Motivées par un dignitaire du gouvernement central en visite, les autorités locales du Henan portent la « mission religieuse » au niveau supérieur. Tout pour plaire au Parti.
Wang Yichi
Du 15 au 17 avril, Wang Yang, président du comité national de la Conférence consultative politique du peuple chinois (CCPPC) et membre du Comité permanent du Parti communiste chinois (PCC), a effectué une visite dans la province centrale chinoise du Henan dans le cadre d’une tournée d’inspection de la mission religieuse de trois jours. Au cours de sa visite, M. Wang a insisté sur la nécessité de renforcer le travail politique à la base, tout en invitant les responsables de la mission religieuse à combattre les « activités illégales avec rigueur ».

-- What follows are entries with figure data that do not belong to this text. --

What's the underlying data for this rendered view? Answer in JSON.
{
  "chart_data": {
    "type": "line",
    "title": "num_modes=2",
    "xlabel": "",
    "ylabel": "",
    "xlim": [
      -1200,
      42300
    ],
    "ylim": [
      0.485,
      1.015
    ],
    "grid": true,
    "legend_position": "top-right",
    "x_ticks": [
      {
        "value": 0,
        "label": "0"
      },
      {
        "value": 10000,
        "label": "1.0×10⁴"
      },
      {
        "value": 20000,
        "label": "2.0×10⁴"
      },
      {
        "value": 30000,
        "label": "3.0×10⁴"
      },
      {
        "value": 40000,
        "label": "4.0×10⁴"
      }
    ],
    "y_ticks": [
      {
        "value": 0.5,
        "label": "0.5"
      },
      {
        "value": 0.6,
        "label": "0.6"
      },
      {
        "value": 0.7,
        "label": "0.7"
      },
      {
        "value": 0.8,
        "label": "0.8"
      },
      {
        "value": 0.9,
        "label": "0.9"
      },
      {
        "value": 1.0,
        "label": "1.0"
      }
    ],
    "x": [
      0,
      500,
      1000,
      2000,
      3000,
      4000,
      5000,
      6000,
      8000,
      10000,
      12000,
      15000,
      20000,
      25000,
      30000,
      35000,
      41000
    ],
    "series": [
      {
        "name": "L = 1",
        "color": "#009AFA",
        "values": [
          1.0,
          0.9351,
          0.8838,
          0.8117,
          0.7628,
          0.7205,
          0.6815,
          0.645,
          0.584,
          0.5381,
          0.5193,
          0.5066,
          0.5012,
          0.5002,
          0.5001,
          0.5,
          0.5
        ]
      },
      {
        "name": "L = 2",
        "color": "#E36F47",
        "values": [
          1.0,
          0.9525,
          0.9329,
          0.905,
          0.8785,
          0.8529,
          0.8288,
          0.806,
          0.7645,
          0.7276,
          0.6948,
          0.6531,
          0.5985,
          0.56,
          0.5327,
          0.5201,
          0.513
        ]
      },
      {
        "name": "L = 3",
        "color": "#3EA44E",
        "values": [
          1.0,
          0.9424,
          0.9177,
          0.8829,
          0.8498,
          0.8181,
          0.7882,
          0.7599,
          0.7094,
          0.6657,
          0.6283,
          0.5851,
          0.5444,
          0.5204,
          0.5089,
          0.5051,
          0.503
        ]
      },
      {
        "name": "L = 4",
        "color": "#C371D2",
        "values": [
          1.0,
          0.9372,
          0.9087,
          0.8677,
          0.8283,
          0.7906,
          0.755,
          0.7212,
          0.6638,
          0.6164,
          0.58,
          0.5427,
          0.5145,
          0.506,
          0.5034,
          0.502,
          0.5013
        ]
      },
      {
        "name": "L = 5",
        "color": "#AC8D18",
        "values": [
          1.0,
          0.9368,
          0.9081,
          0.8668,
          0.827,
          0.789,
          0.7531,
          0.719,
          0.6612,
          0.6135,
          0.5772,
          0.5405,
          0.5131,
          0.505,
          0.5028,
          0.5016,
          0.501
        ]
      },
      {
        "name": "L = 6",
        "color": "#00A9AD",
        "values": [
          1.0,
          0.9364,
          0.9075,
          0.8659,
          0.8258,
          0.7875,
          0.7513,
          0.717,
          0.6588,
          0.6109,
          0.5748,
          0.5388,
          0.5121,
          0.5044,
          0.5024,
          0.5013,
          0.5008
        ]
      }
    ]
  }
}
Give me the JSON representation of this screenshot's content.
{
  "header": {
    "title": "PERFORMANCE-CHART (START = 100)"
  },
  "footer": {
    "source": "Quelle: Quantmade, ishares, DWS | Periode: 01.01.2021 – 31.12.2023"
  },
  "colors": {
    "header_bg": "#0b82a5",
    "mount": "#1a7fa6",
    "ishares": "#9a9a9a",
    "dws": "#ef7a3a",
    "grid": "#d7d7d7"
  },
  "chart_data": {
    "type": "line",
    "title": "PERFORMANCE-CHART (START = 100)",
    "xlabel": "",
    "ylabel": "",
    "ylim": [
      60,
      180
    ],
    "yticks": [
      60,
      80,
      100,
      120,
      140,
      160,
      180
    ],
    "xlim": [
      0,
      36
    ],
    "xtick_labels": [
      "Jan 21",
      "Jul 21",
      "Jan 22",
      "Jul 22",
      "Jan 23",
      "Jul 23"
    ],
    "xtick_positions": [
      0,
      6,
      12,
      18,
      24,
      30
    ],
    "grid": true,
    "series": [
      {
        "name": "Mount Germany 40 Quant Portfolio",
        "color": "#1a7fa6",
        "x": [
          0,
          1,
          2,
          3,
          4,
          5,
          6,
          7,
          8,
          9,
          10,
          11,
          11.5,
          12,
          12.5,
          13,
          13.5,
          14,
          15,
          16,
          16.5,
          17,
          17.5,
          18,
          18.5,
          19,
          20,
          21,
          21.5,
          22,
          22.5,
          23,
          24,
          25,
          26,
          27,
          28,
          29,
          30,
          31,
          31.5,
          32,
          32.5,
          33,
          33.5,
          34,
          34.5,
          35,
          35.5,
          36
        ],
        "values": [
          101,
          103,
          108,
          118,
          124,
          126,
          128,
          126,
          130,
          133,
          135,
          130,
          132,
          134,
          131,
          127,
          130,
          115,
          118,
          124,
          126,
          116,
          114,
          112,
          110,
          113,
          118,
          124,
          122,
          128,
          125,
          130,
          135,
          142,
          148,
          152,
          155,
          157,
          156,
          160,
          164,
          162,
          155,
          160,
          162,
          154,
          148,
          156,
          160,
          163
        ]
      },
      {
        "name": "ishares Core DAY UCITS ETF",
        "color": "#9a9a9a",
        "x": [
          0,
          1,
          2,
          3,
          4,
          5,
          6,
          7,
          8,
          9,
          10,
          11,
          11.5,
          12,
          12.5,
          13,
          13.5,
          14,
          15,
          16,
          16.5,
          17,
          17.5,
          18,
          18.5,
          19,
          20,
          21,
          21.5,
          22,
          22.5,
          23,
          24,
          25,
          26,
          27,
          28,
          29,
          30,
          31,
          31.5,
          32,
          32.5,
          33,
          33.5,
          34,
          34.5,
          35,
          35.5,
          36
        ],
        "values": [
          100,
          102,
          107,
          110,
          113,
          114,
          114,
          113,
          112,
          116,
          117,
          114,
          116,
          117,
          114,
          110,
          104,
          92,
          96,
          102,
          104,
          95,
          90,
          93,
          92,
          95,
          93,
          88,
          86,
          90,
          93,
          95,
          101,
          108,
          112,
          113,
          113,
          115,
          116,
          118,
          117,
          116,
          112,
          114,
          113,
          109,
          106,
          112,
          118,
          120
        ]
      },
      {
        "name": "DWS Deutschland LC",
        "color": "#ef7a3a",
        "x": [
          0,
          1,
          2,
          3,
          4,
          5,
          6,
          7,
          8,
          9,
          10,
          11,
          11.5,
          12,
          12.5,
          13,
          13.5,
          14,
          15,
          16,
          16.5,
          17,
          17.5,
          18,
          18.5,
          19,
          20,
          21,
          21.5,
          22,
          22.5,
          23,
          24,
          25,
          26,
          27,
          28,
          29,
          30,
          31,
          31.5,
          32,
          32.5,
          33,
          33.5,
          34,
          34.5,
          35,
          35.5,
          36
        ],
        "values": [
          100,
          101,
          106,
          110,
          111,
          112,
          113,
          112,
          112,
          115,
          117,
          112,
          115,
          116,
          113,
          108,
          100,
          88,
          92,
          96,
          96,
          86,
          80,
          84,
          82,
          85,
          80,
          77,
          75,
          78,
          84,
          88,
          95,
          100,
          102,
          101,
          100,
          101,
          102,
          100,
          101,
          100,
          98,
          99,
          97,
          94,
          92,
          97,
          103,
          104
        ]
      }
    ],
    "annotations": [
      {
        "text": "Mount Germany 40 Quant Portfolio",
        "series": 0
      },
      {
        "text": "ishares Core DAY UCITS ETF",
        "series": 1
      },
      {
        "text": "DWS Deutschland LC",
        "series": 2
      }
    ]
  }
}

Les autorités locales du village de Baisha sous la juridiction de la ville de Zhengzhou sont immédiatement passées à l’action : en quatre jours, elles ont démoli quatre temples.
Le propriétaire du temple bouddhiste Deshan a reçu l’ordre de détruire son temple le 16 avril. Des agents locaux ont affiché un avis de démolition sur la porte du temple sur lequel il était écrit : « Lieu d’activités religieuses illégales avec dispositif de sécurité incendie non conforme ». Le propriétaire a été mis en garde qu’au cas où il refuserait d’extraire ses effets du bâtiment et de le démolir lui-même, les autorités s’en chargeraient. Les agents ont ajouté que « brûler de l’encens et adorer Bouddha est superstitieux et signifie qu’on ne croit pas au Parti communiste ». Des personnes ont été affectées à la surveillance permanente du temple, empêchant les fidèles d’y pénétrer.
« L’ordre de démolir le temple vient du gouvernement central. Vous n’avez plus le droit de croire », a rétorqué l’un des agents lorsque le propriétaire du temple lui a demandé de lui expliquer les motifs de la démolition. « Vos statues bouddhistes ne doivent pas être aperçues dans la ville de Zhengzhou ! »
Le temple a été démoli quatre jours plus tard, après que plus d’une centaine de personnes s’y étaient rendues avec des grues, des camions et des excavateurs pour effectuer la besogne. Les agents de police ont bouclé le temple empêchant quiconque d’y entrer ; les résidents des alentours ont même reçu l’ordre de rester chez eux. Le propriétaire a été gardé à vue pendant la démolition et n’a été libéré qu’après que le temple qui lui a coûté plus de 500 000 RMB (environ 65 000 €) avait été réduit en ruines.
« C’était notre maison, mais nous ne pouvons plus l’occuper. Le gouvernement continue de marcher sur les pas de Mao Zedong, il démolit les temples et détruit les statues bouddhistes. Il n’existe absolument pas de liberté religieuse ! », a affirmé impuissant un fidèle.
Le temple taoïste Zumu juste à côté a été construit en 2016 pour un coût de plus de 300 000 RMB (environ 39 000 €). Les propriétaires ont installé une statue de Mao Zedong au temple dans l’espoir que la persécution gouvernementale l’épargnerait. Peine perdue. En prélude à la démolition, la police a renvoyé les croyants et a conduit le propriétaire au poste de police et ne l’a relâché qu’après que le temple a été entièrement démoli.
Les deux autres temples taoïstes du village étaient les cibles suivantes : le temple Laonai, construit 13 années auparavant pour un coût de plus de 500 000 RMB (environ 65 000 €), a été démoli le soir du 17 avril, suivi du temple Yanjun, le 20 avril.
D’après des sources, aucune indemnisation n’a été versée ’à ce jour aux propriétaires des bâtiments détruits.